Un arrêt de la Cour d’Appel de Mons du 24.3.2014 retient la responsabilité du propriétaire d’un terrain en friche en raison d’une coulée de boue ayant endommagé la propriété du voisin. Une application intéressante de l’article 1384 alinéa 1er : la responsabilité du gardien de la chose.

Le litige oppose l’assureur « dégâts des eaux » de D à l’assureur couvrant la responsabilité C., propriétaire du terrain voisin.

Le 26 juin 2009, lors d’un violent orage, une coulée de boue provenant du terrain de C., en forte pente, récemment débroussaillé et situé à l’arrière de la propriété de D., s’est répandue dans l’habitation de ce dernier.

L’assureur « dégâts des eaux » subrogé dans les droits de son assuré a mis en cause la responsabilité de C. pour avoir apporté des modifications au relief du terrain et enlevé le mur de soutènement des terres se trouvant à l’arrière de la propriété de D.

L’article 1384, alinéa 1er, du Code civil crée, au profit de la victime, une présomption irréfragable de responsabilité à charge du gardien d’une chose vicieuse qui a causé un dommage.

Le gardien ne peut échapper à sa responsabilité qu’en prouvant que le dommage est dû à une cause étrangère et non au vice de la chose, et ce quelle que soit l’origine du vice.

L’ignorance, même invincible, du vice ne libère pas le gardien de sa responsabilité présumée, de même que l’absence de faute ou de négligence dans son chef.

Il convient de vérifier si, en l’espèce, les conditions prévues par l’article 1384, alinéa 1er, du Code civil sont réunies dans le chef de C.

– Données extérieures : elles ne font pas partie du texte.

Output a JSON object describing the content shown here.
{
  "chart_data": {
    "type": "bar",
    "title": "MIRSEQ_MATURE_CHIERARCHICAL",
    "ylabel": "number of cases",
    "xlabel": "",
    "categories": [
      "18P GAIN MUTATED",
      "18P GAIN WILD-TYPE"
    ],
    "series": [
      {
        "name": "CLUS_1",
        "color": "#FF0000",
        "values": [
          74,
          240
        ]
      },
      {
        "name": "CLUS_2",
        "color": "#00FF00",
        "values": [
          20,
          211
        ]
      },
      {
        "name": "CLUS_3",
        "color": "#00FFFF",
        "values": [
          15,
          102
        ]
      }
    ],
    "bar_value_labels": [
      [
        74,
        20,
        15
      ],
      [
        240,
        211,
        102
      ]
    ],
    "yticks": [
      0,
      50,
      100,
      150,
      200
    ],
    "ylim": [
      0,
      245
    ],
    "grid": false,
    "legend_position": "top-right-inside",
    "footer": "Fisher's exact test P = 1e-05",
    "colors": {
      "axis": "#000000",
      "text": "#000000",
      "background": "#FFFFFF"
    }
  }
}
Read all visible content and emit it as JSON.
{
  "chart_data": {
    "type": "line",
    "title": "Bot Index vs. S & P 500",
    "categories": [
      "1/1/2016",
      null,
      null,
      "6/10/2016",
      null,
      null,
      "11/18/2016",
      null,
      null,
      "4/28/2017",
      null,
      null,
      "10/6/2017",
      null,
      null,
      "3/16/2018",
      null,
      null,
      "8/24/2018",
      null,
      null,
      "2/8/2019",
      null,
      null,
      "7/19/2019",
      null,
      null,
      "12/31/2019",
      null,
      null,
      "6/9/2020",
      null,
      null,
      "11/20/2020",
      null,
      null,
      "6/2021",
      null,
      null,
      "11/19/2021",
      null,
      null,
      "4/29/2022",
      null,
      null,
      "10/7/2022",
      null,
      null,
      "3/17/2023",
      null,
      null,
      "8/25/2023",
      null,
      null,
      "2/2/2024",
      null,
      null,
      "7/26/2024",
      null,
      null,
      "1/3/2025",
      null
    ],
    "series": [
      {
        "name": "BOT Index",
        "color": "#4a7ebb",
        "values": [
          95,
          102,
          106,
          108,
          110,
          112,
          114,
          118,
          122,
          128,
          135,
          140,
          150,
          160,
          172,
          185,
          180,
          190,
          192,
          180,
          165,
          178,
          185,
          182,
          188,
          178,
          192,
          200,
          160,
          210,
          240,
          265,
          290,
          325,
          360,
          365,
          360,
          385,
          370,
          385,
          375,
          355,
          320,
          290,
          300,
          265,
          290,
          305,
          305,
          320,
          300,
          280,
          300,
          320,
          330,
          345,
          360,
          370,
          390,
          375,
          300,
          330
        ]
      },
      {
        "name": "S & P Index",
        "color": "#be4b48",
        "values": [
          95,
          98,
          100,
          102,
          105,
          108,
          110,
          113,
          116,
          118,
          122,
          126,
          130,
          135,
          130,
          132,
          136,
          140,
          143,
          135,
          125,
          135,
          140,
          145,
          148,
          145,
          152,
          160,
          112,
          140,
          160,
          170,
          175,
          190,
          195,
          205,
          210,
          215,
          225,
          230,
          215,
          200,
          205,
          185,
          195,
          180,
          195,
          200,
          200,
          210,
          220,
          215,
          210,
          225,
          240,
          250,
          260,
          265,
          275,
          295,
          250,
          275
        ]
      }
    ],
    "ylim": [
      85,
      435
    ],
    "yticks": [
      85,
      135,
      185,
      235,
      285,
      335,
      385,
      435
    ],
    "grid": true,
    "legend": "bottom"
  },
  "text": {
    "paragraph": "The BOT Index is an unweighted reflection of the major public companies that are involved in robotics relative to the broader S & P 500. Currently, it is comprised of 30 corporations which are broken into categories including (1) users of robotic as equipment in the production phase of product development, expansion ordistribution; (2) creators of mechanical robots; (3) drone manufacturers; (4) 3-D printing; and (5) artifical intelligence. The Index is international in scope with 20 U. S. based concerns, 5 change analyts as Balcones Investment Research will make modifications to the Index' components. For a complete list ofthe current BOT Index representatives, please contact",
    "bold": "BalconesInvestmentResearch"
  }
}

Il n’est pas contesté que C., propriétaire, est la gardienne du terrain litigieux.

Il a été jugé, à de nombreuses reprises par la Cour de cassation, depuis son arrêt du 19 janvier 1978, que le vice de la chose, cause éventuelle de responsabilité, est une caractéristique anormale rendant la chose, en certaines circonstances, susceptible de causer un préjudice; ce n’est pas exclusivement une défectuosité intrinsèque, un élément permanent, inhérent à la chose et survenu en dehors de toute intervention d’un tiers (Cass., 19 janvier 1978, Pas., 1978, p. 582; Cass., 13 mai 1993, Pas., 1993, p. 481; Cass., 2 mars 1995, Pas., 1995, p. 273; Cass., 3 février 2005; Cass., 28 janvier 2005, R.G. no C.02.0272 N, www.cass.be).

L’article 1384, alinéa 1er, du Code civil s’applique aux immeubles par nature comme aux immeubles par destination ou par incorporation, à l’exception des bâtiments prévus par l’article 1386 du Code civil (Cass., 22 octobre 1954, Pas., 1955, p. 149).

Le vice de la chose doit être apprécié in concreto.

Il n’est pas contesté que le terrain de C. avait entièrement été débroussaillé et se trouvait vierge de toute végétation.

En l’espèce, le premier juge a considéré, à juste titre, que le fait qu’un terrain en friche soit totalement dépourvu de végétation n’était pas une caractéristique normale, un terrain non exploité étant naturellement couvert d’herbe, et que, sur un terrain en pente, cette caractéristique était susceptible de causer un dommage parce que l’absence de végétation permettait un écoulement plus important de l’eau et la création de rigoles, par un phénomène de ravinement.

C’est effectivement ce qui s’est produit et a causé une importante coulée de boue dans l’habitation de D.

Les photographies révèlent que les ravines laissées par les eaux de ruissellement sont clairement visibles ce qui démontre que le talus n’a pas été stabilisé.

Le sinistre du 26 juin 2009 a bel et bien été provoqué par le vice affectant le terrain sans lequel il ne se serait pas produit tel qu’il est survenu in concreto.

Les conditions de mise en œuvre de la présomption de responsabilité créée par l’article 1384, alinéa 1er, du Code civil sont donc réunies.